China has won a 25% share of the EU market for electric-battery powered cars, up from 3% in 2020. EU officials fear that without action a European industry that employs 2.5 million people and 10.3 million in the wider supply chain could be seriously hurt, just as the EU saw its solar-panel companies lose out to subsidised Chinese competitors.

From Friday, importers of Chinese vehicles into the EU will be required to give bank guarantees to customs officers to pay the duties. Money will be collected only if the commission concludes in the autumn that the car industry would have been harmed without these duties.

A final decision on definitive duties – which would be in force for five years – will only be taken in the autumn, pending a vote by the EU’s 27 member states.

Under the provisional measures, China’s BYD, which vies with Tesla for the spot of the world’s largest producer of electric vehicles, faces a tariff of 17.4%; Geely will pay 19.9% and SAIC 37.6%.

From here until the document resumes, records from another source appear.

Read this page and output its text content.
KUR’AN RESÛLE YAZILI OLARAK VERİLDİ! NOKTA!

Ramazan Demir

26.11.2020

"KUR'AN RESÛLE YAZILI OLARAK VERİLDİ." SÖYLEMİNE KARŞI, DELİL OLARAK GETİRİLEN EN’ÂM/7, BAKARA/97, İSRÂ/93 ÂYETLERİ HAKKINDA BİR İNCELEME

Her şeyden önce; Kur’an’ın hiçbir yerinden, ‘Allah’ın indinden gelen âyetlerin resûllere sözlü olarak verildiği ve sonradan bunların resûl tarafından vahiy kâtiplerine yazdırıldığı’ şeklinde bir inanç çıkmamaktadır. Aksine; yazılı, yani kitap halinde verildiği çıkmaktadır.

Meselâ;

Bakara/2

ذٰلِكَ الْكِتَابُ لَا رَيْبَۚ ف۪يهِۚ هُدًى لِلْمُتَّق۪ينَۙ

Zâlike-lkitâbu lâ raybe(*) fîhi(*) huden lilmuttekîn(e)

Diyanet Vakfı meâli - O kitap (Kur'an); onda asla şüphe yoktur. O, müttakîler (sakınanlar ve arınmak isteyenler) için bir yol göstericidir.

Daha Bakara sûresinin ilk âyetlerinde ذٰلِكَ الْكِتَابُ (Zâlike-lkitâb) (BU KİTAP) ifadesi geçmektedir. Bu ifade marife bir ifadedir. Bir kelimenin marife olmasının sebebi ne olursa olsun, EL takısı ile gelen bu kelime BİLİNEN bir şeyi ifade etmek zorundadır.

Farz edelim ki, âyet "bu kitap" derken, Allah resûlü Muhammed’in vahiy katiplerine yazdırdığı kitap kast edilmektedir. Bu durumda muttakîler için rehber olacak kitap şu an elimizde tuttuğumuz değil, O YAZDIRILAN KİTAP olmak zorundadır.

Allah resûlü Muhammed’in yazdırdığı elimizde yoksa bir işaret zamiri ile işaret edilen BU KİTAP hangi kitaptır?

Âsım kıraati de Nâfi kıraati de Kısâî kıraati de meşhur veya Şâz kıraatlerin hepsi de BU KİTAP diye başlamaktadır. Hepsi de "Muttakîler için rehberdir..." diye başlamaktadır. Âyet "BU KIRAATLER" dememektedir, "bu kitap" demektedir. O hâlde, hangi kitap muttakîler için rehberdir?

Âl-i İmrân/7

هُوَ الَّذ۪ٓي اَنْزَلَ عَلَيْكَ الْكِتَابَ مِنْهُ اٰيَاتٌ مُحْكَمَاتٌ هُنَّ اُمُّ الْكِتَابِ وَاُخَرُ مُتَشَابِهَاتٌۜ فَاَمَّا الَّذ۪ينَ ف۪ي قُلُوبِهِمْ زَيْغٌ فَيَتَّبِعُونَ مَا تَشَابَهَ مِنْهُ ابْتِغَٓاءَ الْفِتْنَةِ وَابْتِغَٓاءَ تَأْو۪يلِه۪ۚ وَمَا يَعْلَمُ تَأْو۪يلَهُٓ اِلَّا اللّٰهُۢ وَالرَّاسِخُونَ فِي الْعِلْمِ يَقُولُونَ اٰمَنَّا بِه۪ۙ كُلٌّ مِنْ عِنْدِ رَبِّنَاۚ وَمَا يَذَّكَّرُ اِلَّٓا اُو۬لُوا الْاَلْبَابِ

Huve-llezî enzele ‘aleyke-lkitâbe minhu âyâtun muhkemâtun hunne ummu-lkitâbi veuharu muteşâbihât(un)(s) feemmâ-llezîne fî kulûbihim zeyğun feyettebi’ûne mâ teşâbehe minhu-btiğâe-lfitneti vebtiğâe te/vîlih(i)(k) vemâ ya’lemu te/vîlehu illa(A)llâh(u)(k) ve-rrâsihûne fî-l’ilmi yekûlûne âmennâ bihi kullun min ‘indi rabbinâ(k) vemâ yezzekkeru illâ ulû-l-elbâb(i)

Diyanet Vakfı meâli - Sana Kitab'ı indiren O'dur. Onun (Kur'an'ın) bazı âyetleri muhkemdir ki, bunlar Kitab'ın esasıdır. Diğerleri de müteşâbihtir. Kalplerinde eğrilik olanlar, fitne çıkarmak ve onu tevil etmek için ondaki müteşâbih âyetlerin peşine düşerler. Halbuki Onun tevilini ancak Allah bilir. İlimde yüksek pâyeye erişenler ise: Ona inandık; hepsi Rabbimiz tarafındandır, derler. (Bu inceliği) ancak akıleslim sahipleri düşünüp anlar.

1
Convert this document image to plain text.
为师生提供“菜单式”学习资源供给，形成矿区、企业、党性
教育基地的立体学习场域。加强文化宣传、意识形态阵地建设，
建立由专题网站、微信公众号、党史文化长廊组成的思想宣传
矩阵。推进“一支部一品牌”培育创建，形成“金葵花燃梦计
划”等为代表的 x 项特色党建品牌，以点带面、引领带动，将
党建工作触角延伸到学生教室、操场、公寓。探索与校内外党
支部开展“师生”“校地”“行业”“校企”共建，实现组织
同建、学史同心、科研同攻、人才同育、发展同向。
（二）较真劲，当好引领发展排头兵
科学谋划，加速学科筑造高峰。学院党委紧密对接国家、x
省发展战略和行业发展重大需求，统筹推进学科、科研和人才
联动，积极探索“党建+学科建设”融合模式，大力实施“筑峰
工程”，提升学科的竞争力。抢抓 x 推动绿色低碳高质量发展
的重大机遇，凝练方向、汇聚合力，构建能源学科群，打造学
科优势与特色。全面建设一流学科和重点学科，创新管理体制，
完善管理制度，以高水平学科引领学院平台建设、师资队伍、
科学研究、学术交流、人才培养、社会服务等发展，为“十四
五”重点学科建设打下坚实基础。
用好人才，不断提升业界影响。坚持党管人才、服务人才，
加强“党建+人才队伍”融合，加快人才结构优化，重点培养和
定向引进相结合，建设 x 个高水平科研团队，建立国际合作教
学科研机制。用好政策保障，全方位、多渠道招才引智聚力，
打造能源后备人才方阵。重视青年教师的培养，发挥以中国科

The rates, calculated according to total subsidies and company turnover, have been modestly adjusted downwards in most cases since the required pre-disclosure of tariffs last month, after technical talks with the companies.

The tariffs enter into force despite staunch opposition from Germany, Europe’s largest exporter to China. The German government has called for an “amicable solution”, but also said “serious movement is needed on the Chinese side”.

German officials do not expect to reverse the measures, which can only be overturned by a weighted majority of 15 EU member states, representing 65% of the union’s population.